The National Cancer Institute recently awarded Dr. Velcheti and Anant Madabhushi, PhD, a $3.16 million grant to advance this promising research project.
“What we’ve proposed with this grant is to create the first actual predictive analysis for early-stage lung cancer to figure out who is going to benefit from chemotherapy,” says Dr. Madabhushi, founding Director of the Center for Computational Imaging and Personalized Diagnostics at Case Western Reserve University School of Engineering. “We haven’t yet definitively shown that it’s predictive, because we haven’t done clinical trials. That is what this new grant will help us to do.”
Dr. Velcheti, Dr. Madabhushi and six collaborators published research regarding the technique in late 2017 in Nature’s Scientific Reports.

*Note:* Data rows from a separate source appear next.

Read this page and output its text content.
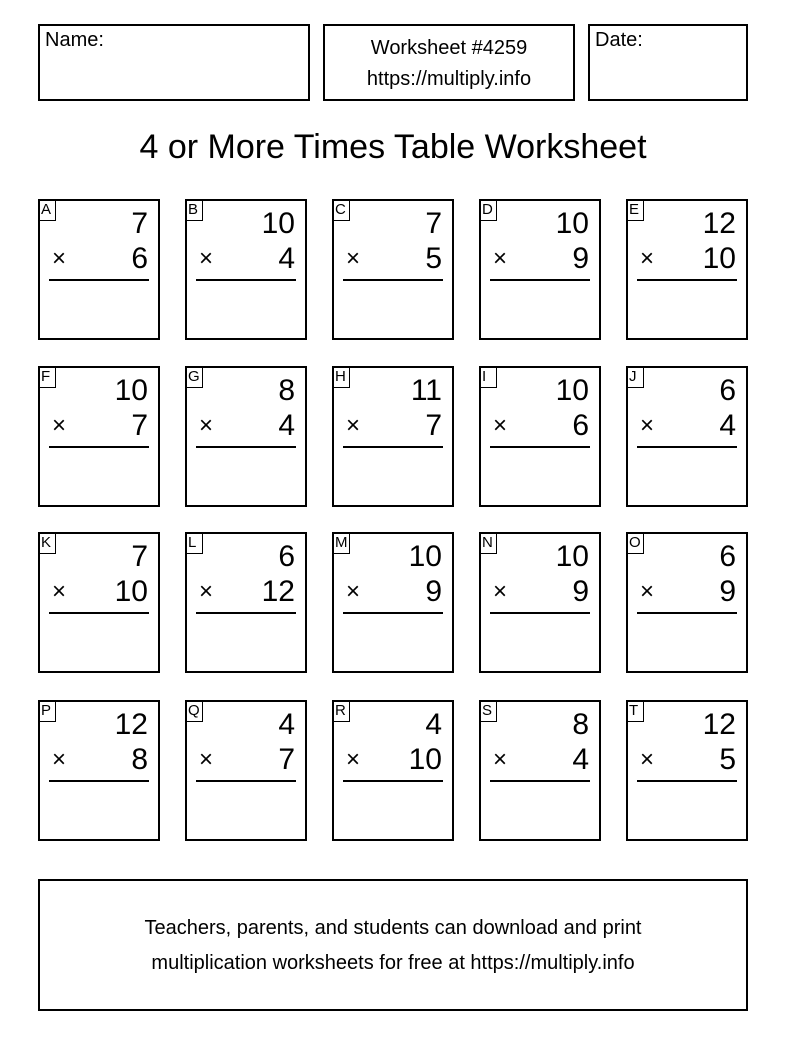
Name:	Worksheet #4259
https://multiply.info
Date:
4 or More Times Table Worksheet
A	7
× 6
B 10
× 4
C	7
× 5
D 10
× 9
E 12
× 10
F 10
× 7
G	8
× 4
H 11
× 7
I	10
× 6
J	6
× 4
K	7
× 10
L	6
× 12
M 10
× 9
N 10
× 9
O	6
× 9
P 12
× 8
Q	4
× 7
R	4
× 10
S	8
× 4
T 12
× 5
Teachers, parents, and students can download and print
multiplication worksheets for free at https://multiply.info
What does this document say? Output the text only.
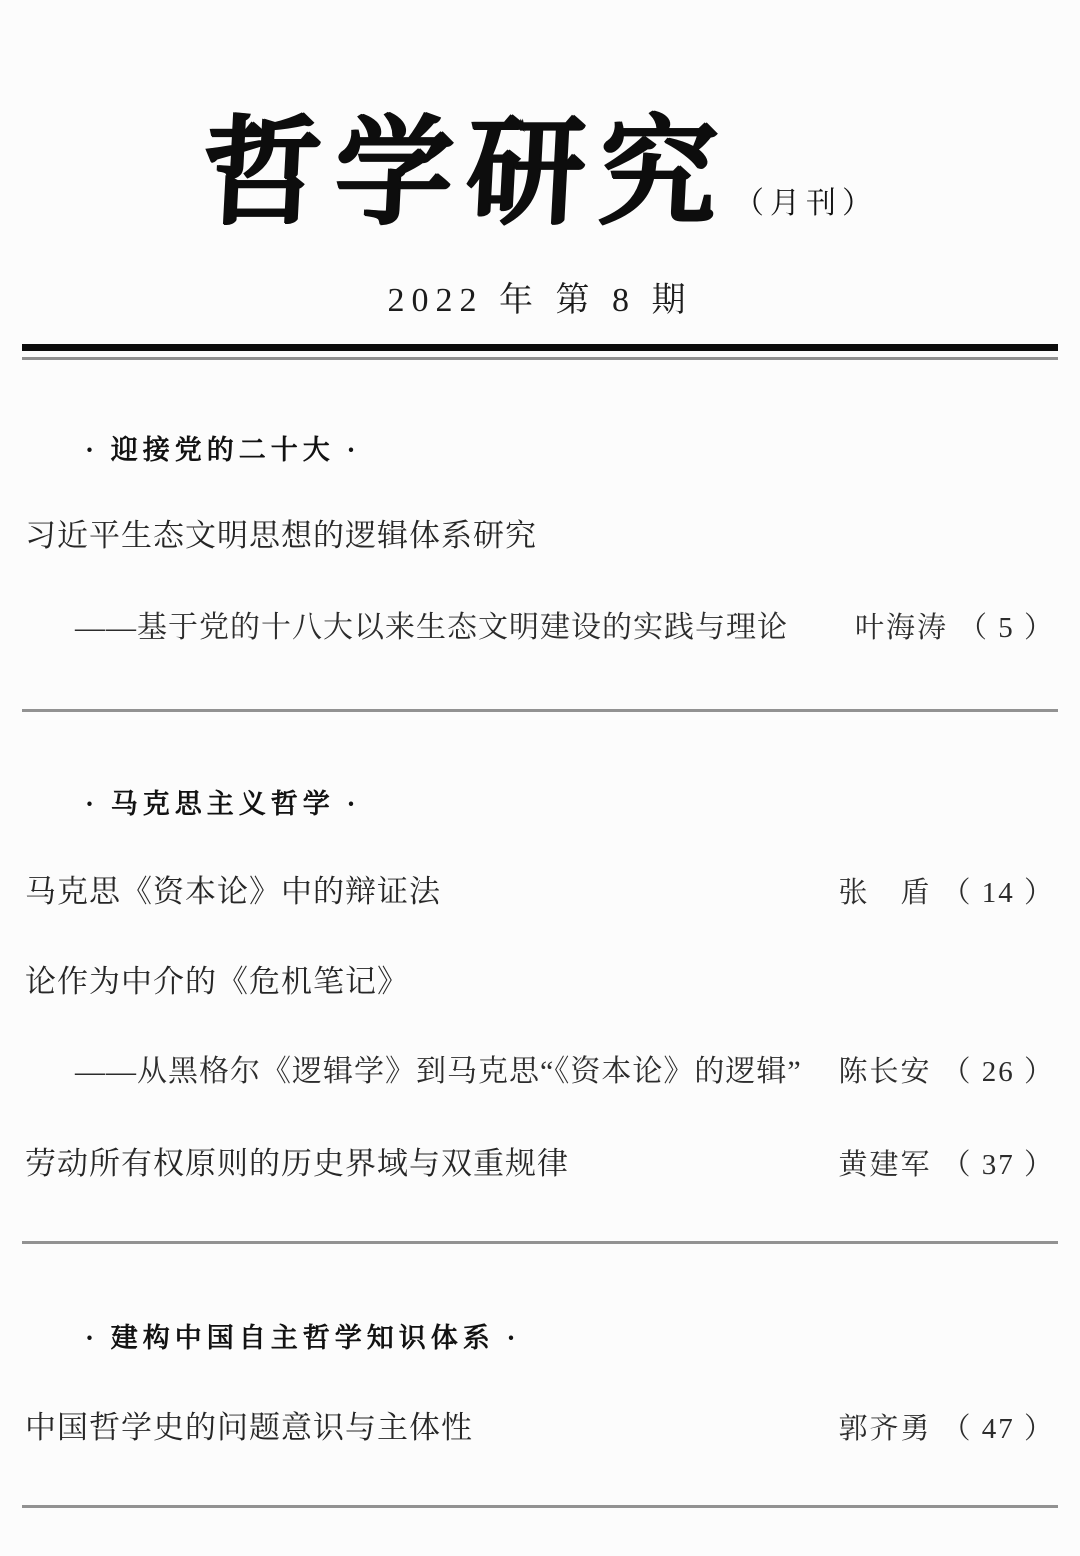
哲学研究 （月刊）
2022 年 第 8 期
· 迎接党的二十大 ·
习近平生态文明思想的逻辑体系研究
——基于党的十八大以来生态文明建设的实践与理论 叶海涛 （ 5 ）
· 马克思主义哲学 ·
马克思《资本论》中的辩证法	张　盾 （ 14 ）
论作为中介的《危机笔记》
——从黑格尔《逻辑学》到马克思“《资本论》的逻辑” 陈长安 （ 26 ）
劳动所有权原则的历史界域与双重规律	黄建军 （ 37 ）
· 建构中国自主哲学知识体系 ·
中国哲学史的问题意识与主体性	郭齐勇 （ 47 ）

This retrospective study showed that using a computational histomorphometric image classifier of digitized tissue Hematoxylin and Eosin (H&E) microarray slides could predict recurrence.
The classifier uses computer-assisted digital analysis to identify known clinicopathologic clues, such as tumor size and nuclear morphometric features, of recurrence in early NSCLC to quantify risk. The next step is to show explicitly that the approach can also identify patients who will receive added benefit from adjuvant chemotherapy.
“If this test can identify patients who have a high risk of cancer recurrence, that means other patients may potentially be spared the side effects of chemotherapy,” Dr. Velcheti says.